Eroticism of unstable communities: reading experience of platinic «Feast»

Annotation: The article introduces the concept of the permanent: what is not decrease if we share by it. It is shown that there are two accounts and two economies of the permanent. This concept comes close to the concept of power and eroticism – as they are deployed in Plato’s dialogue «Symposion». The paper demonstrates, that if we take into account the diversity of forms of the permanent, then the whole dialogue does not appear as consistent learning to ascend to the heavenly Eros, but as a story about Eros, who able to connect different and unstable communities.

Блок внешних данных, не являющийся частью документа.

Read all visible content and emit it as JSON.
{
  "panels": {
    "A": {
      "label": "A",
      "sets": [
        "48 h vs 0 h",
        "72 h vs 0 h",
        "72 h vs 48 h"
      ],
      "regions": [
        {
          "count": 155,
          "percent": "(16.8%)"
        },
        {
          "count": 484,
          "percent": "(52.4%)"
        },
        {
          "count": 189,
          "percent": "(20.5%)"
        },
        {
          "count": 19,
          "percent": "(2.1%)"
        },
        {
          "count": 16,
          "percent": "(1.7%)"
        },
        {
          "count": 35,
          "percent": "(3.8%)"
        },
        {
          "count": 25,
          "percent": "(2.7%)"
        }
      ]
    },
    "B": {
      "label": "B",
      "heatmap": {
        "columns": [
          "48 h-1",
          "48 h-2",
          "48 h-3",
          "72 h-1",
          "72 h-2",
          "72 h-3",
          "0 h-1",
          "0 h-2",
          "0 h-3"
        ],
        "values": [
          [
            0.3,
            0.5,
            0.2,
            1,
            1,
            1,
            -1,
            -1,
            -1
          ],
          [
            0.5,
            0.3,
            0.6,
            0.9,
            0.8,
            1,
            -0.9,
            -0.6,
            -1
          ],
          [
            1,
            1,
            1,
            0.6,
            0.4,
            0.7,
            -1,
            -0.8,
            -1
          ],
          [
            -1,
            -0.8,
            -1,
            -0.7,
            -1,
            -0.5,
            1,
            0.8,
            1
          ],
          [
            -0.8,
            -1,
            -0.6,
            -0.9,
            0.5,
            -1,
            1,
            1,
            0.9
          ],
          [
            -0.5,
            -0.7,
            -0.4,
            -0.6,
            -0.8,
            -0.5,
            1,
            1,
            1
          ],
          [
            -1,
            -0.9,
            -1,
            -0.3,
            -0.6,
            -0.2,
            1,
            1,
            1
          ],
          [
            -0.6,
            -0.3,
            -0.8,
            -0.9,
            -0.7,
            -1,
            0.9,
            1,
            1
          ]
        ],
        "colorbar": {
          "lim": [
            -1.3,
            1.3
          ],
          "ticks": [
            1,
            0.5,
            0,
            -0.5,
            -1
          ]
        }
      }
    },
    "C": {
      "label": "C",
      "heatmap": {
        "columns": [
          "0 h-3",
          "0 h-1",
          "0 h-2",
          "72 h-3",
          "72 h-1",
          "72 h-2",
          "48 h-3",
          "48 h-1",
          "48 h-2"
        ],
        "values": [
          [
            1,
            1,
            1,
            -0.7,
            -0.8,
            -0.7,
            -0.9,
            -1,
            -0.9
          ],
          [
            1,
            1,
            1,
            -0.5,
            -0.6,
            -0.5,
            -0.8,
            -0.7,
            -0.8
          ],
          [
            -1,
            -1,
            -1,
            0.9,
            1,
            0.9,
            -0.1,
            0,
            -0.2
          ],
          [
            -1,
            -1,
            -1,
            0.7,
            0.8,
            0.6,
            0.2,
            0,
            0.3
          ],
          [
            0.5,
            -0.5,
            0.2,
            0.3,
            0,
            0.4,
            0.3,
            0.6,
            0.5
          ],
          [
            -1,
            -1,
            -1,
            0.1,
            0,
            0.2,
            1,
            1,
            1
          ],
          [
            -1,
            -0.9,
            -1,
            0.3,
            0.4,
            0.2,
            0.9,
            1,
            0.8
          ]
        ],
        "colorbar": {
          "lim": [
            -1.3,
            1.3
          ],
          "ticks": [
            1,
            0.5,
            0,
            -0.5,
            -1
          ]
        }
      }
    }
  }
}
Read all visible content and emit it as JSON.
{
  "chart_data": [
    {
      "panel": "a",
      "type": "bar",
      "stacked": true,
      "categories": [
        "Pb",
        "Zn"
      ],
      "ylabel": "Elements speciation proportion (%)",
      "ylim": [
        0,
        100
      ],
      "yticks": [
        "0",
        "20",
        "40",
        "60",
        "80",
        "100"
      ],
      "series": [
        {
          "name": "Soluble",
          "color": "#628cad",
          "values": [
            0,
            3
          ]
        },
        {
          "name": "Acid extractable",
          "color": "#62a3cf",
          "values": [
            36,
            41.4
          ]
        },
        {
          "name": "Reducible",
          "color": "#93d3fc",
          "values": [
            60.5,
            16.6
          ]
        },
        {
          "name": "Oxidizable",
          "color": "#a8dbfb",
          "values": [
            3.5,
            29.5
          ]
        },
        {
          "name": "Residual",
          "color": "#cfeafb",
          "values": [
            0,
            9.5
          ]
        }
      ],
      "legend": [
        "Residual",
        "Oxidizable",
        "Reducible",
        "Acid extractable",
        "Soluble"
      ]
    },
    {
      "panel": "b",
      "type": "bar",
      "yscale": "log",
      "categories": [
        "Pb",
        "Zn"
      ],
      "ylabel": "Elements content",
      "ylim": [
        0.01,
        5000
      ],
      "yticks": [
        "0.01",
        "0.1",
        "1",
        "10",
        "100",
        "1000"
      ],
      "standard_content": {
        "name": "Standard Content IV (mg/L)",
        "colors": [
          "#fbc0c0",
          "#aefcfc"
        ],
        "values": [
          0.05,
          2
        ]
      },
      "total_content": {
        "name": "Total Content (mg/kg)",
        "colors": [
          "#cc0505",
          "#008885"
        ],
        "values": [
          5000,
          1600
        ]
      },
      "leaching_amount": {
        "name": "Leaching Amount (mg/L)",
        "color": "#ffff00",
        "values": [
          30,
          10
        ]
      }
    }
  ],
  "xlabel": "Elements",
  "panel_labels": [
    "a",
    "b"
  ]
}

Keywords: distributed knowledge, sharing economy, Eros

[свернуть]

 

Говорить о понятии эротики в философии Платона трудно, поскольку тема уже слишком обширна, исследования ее необозримы. Чтобы облегчить себе эту задачу, я бы хотел ввести термин, который и похож, и не похож на понятие идеи у Платона. Этот термин – неизбывное, то есть такое, поделившись чем, у тебя не убудет. Если я поделюсь яблоком, то яблока станет меньше, а вот печали, или радости, меньше не становится. Для неизбывности неважно, является ли его ресурс неисчерпаемым по некоему заведомому счету. Но нельзя утверждать и того, что неизбывность никак не связана с тратами. Так, щедрость делает щедрого богаче, даже если богатство, которым он поделился, невелико. И все же щедрость заканчивается вместе с богатством. Неизбывное подобно вечным и непреходящим эйдосам в том, что, вспоминая о неизбывном, мы оказываемся причастны самой неизбывности и неподобно в том, что само неизбывное все же может кончиться.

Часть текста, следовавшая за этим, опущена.